What are the chances of Russia going communist or having a civil war after the second war with Germany
 
So in conventional terms it's a stalemate where neither Russia or Germany have the industry and resources to penetrate into the other's territory to any significant extent (Germany's satellite orbit must be thrilled about the implications of this), but Germany can wage a nuclear war of attrition to which Russia has no counter. Germany's nuclear monopoly will have interesting consequences. The rest of the world will certainly want nukes of its own asap, especially if they see harsh peace demands against Russia as an attempt to integrate the vast Russian Empire into the German economic sphere using nuclear blackmail. This will be a scary prospect, but how strongly will countries like Britain and France dare to intervene in the negotiations? This risks suffering nuclear strikes, but on the other hand the nuclear gap will only increase in the near future if nothing is done.
I would say it's simply the stronger side being caught on the wrong foot and needing time to re-assert its obvious primacy, and deciding to short-circuit that with nukes. Using early nukes requires massive superiority anyway, since you need to be pretty sure your bomber will get through.
 
...Cybersyn was less capable of directing the management of a large and modern economy as your laptop is right now, and I think few would argue that you could plan an entire economy using only the resources available on your laptop without abstracting a large part of the process to traditional human-powered management mechanisms.
Absolutely. In this case I'm not explicitly saying it would do a good job of managing the Russian economy; I'm thinking more and more it would do a good job of hobbling it.
 
Absolutely. In this case I'm not explicitly saying it would do a good job of managing the Russian economy; I'm thinking more and more it would do a good job of hobbling it.

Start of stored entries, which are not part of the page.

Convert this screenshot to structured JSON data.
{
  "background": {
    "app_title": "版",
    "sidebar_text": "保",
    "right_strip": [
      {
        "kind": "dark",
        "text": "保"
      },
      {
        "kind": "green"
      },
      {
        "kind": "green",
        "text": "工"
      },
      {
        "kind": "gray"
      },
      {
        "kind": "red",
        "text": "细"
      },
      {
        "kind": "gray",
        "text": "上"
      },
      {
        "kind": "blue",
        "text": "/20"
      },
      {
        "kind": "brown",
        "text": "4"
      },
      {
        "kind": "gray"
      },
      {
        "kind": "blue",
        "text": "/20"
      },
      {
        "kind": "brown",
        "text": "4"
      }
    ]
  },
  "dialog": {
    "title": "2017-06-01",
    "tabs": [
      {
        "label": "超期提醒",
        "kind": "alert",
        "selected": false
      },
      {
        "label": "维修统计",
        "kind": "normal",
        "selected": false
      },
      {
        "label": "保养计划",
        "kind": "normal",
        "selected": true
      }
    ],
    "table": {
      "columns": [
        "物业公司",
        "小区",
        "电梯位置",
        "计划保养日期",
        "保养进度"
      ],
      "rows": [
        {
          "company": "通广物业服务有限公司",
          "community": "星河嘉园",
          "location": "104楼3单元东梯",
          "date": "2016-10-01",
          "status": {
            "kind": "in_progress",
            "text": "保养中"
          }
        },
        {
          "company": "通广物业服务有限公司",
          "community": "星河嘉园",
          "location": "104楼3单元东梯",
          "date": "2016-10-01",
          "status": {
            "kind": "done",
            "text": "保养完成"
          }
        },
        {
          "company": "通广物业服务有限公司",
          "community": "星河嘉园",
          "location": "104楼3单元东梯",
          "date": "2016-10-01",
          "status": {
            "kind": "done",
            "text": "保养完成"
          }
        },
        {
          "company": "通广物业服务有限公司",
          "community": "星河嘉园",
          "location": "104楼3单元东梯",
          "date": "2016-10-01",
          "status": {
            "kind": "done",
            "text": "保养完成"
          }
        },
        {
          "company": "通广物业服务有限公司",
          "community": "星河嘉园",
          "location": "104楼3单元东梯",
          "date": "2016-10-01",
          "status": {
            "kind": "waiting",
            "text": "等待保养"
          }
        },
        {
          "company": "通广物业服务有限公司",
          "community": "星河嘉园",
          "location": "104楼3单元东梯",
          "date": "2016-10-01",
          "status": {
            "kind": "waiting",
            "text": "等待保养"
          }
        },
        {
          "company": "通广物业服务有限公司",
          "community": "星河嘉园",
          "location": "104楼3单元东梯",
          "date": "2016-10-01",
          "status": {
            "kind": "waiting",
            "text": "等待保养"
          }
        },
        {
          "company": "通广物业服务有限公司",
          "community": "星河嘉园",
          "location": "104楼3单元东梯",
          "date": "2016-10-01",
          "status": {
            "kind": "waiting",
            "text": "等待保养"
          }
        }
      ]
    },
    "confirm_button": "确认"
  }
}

On a possibly unrelated note, Germany might be unwilling to try this out of fear that the Russians might master what is considered cutting-edge management techniques and profit from them. The way German investments in Russia made in order to extract reparations after the previous war had the unintended effect of better preparing Russia for the next one.

I would say it's simply the stronger side being caught on the wrong foot and needing time to re-assert its obvious primacy, and deciding to short-circuit that with nukes.

According to the post I was replying to, the initial Russian successes were damaging enough to make the enemy's economy and manpower reserves no longer enough for a march all the way to Moscow.

Using early nukes requires massive superiority anyway, since you need to be pretty sure your bomber will get through.

If the nukes are the only way of avoiding an extremely expensive and deadly offensive, even a 50% or so risk of the bomber going down before it can complete its mission may be deemed acceptable.
 
According to the post I was replying to, the initial Russian successes were damaging enough to make the enemy's economy and manpower reserves no longer enough for a march all the way to Moscow.
If the nukes are the only way of avoiding an extremely expensive and deadly offensive, even a 50% or so risk of the bomber going down before it can complete its mission may be deemed acceptable.
It also said "the Great general staff never had any doubts about the military feasibility of that advance (to Moscow, red.), though. "

In other words, Germany crushing the Russians militarily was not really in doubt, the only question was how much it'd cost. A normal advance was deemed maybe unbearably expensive (but unbearable for who? The nation, the economy, or just the popularity of the government?), while nukes were a cheap alternative.
 
It also said "the Great general staff never had any doubts about the military feasibility of that advance (to Moscow, red.), though. "

In other words, Germany crushing the Russians militarily was not really in doubt, the only question was how much it'd cost. A normal advance was deemed maybe unbearably expensive (but unbearable for who? The nation, the economy, or just the popularity of the government?), while nukes were a cheap alternative.

The OTL General Staff was also confident in its ability to take Moscow.